I wonder if I can bear to go through with this cycle. Doing that to myself for the tiny chance that it might result in a baby. The lows are so low and it takes me such a lot to pull myself up again. To drag myself out of the despair-pit and then stand on the edge of it waiting to see which way I'll fall at the next juncture.




I think we will see this cycle through to its end, but I have no belief, buoyancy, confidence, expectation, faith or optimism left.

I have no hope left inside my heart and I don't think I will ever have a child with my husband.


And I'm so very very sad.


Image from Zero-Rider

Friday, November 6, 2009

Clomid + FSH = the blues

I finished the clomid today - I got pimples and am majorly off emotionally.
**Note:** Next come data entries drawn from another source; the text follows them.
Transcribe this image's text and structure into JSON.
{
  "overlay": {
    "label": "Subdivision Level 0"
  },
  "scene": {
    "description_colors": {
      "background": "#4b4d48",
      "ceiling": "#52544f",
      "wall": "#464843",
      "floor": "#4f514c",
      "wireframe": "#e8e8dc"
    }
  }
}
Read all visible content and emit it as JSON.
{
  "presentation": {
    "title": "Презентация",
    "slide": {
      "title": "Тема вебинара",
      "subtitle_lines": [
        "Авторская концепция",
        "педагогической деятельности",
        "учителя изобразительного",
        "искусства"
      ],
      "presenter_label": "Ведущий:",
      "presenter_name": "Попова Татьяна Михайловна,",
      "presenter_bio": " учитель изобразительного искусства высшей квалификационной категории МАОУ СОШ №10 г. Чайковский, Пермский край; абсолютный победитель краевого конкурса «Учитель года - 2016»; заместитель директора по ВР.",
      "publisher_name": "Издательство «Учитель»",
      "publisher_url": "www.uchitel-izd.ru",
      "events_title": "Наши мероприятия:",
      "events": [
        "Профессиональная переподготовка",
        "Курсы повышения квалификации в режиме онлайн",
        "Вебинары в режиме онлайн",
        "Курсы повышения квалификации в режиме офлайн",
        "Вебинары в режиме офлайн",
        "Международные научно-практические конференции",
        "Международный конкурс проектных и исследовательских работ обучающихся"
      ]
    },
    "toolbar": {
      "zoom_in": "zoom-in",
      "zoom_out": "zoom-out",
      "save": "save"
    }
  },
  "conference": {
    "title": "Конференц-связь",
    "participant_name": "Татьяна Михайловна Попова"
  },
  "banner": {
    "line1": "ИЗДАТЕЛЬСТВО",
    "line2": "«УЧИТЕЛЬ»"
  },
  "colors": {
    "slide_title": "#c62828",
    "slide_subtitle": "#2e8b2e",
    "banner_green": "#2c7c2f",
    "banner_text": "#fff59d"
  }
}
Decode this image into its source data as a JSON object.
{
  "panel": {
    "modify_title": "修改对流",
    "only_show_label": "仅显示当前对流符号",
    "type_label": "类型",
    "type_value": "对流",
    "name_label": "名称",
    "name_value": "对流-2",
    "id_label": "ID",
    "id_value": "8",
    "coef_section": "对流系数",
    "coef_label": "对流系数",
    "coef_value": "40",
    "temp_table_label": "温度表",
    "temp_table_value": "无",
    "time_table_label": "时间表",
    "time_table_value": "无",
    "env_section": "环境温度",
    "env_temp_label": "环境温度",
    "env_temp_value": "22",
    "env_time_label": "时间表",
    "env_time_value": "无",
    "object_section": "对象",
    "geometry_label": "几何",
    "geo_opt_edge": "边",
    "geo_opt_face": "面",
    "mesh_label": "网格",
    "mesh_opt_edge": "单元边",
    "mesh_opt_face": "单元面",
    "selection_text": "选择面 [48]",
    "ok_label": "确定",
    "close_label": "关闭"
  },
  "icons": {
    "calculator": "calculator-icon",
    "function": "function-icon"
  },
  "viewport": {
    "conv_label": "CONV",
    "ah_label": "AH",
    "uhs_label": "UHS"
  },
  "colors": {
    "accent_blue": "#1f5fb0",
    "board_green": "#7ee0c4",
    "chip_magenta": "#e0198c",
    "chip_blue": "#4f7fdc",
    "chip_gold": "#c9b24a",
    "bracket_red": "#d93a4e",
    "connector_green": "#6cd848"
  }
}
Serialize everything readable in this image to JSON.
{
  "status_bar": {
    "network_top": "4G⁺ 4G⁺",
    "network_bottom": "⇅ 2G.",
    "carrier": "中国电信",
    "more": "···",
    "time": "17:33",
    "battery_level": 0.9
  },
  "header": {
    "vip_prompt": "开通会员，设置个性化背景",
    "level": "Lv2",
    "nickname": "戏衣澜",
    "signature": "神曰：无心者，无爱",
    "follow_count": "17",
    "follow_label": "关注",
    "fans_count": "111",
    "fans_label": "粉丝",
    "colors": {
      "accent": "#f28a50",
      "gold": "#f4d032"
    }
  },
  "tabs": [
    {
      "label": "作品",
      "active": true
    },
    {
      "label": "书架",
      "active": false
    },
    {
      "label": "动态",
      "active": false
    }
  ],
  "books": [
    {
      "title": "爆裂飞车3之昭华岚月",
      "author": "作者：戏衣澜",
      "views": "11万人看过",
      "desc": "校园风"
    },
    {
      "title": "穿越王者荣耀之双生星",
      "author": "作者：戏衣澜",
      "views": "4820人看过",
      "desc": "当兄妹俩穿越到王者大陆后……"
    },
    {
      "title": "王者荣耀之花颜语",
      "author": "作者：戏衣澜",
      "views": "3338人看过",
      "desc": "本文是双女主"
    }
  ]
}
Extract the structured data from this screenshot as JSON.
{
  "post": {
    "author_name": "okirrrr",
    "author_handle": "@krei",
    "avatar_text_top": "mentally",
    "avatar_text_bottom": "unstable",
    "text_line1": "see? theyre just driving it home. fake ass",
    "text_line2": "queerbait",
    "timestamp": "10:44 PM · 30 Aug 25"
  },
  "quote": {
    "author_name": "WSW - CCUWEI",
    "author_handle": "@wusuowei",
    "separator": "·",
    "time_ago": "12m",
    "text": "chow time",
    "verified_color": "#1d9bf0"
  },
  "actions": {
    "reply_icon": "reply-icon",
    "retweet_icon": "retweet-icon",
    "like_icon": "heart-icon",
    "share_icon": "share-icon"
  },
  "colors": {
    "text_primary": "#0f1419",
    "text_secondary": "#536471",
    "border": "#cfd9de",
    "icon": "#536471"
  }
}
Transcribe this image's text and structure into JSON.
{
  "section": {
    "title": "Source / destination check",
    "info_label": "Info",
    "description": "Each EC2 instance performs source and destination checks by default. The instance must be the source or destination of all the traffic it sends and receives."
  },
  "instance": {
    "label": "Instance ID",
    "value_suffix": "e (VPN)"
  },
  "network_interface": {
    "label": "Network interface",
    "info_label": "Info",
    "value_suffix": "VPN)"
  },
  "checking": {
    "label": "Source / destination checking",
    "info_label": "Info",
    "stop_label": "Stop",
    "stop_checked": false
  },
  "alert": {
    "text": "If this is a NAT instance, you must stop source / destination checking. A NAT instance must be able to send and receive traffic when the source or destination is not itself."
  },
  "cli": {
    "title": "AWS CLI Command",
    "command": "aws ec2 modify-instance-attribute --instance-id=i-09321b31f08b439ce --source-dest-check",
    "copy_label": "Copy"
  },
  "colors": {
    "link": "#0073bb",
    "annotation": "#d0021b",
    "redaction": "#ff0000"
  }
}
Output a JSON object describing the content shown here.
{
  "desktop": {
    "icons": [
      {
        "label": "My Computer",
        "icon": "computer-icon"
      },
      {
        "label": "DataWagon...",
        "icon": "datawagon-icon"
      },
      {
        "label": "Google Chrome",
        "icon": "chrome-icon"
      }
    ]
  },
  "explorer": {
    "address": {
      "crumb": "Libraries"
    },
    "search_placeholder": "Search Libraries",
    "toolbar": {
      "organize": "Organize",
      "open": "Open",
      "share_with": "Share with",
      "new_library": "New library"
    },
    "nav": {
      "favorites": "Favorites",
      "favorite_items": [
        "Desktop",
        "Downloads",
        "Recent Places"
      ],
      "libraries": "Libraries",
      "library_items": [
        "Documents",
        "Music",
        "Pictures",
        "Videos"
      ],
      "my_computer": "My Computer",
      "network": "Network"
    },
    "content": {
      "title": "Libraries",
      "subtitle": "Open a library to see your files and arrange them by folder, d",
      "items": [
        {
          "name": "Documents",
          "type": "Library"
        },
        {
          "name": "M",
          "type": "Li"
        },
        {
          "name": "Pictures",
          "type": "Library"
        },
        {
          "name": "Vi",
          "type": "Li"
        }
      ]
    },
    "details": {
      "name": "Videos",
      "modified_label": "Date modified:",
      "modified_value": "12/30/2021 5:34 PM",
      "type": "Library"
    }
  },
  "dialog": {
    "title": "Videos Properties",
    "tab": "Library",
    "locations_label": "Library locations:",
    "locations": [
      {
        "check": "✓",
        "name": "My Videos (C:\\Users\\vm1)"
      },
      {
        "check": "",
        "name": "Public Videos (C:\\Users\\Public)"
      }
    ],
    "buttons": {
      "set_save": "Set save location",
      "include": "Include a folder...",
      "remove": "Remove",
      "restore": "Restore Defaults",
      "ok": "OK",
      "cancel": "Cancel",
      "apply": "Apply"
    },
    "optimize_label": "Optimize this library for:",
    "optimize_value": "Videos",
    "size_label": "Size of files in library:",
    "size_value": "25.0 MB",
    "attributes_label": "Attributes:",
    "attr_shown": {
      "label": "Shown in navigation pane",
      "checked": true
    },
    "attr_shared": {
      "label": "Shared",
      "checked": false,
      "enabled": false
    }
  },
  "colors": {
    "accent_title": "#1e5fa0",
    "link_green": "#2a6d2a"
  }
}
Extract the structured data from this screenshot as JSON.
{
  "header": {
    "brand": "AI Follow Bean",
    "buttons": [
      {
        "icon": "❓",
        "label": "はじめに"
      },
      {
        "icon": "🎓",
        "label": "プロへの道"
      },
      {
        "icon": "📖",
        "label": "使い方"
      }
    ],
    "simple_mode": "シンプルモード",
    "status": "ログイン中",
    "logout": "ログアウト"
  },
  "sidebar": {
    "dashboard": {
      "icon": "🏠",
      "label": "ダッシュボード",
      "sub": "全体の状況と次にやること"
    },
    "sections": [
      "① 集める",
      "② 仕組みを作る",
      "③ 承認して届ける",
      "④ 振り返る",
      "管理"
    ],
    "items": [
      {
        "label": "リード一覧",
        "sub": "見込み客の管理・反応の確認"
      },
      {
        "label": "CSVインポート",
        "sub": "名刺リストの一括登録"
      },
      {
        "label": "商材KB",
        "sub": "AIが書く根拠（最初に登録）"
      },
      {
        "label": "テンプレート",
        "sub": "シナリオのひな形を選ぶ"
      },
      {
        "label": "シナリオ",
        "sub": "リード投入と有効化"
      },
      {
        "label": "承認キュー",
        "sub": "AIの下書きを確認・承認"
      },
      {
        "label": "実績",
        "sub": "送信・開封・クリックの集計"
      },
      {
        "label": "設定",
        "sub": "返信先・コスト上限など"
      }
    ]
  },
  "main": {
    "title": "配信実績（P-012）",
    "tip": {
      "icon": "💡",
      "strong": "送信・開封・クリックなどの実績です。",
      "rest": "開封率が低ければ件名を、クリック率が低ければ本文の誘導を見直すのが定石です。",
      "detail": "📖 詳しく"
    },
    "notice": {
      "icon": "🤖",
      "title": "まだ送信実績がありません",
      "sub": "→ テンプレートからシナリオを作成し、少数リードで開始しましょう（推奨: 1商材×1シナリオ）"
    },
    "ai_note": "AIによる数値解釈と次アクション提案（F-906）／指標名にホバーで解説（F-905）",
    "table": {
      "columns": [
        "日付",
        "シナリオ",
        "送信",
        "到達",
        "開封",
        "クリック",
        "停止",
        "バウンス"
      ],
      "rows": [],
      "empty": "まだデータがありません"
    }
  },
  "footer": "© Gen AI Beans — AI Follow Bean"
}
I so hate the emotional side-effects. On the upside I keep reminding myself that maybe if I'm emotionally awry then the drugs are working. Hope so.

I want my life back. I want to stop studying and stressing and being infertile. I want it all to end. I feel like it's never going to happen. I'm in stim #3 and have only had one failed transfer and nary a frostie to be seen. Fuckdamn. And then I read the stupid 'average' it takes to get a BFP ... 3 stims and associated FETs = 7 or 8 transfers. Yeah right. That's not going to happen here.

I wonder if I'll feel better over the next few days as the clomid wears off. I hope so because this empty awfulness is hateful. For me and for everyone around me. And I'm scared of Monday's scan. This cycle is a powerful one and I'm scared that I still won't respond any better. That I'll only have a few follicles again and only 2 (or less) eggs and then no baby again.

I was reading a research article that was talking about the amount of stims it takes people to give up doing IVF. They gave people FREE treatment and watched what happened. What they found was that after 3 failed stim cycles, most people gave up. Just because it's too fucking awful doing this over and over again.

These drugs are a mindfuck. The roller-coaster is a mindfuck. The desperate desire is a mindfuck.

*insert scream here*

Sunday, November 1, 2009

Bang!

And we're off and running in the final lap of the race to Babyland 2009.

My period arrived on Saturday much to my disappointment. Repeated disappointment. Because how dumb am I? Every month I think "oooh, maybe ..." and every. single. fucking. month I am wrong. We cannot just make whoopie and get pregnant. It's not that simple and I'm not sure when, if ever, I will give up my persistent hopefulness as my cycle draws to a close. Apparently I'm not alone in this wayward hope, Megan and her commenters get it too.


Anyhoo, moving on ... Today marked the first day of Clomid. I have not experienced the 'vagueness' promised by the pharmacist who insisted on giving me warnings before my purchase. Très décevant! I mean, really, with the dire predictions he'd imparted I expected myself to be delightfully ditsy and incapable of driving a motor ve-here-kel. Instead I retained full control of my mental capacity and got a slight headache. Dagnabbit!

Tomorrow I shall start sticking myself with 450iu of Gonal-F and praying that this mega-hit to my ovaries will result in one healthy baby. Due early next August. Because I'm sick like that too, every month I look up the due date calculators and find out when our potential baby would arrive. We don't have anyone in the entire family born in August - it'd be lovely to fill that hole.

This month I have to finish writing my literature review. Have to.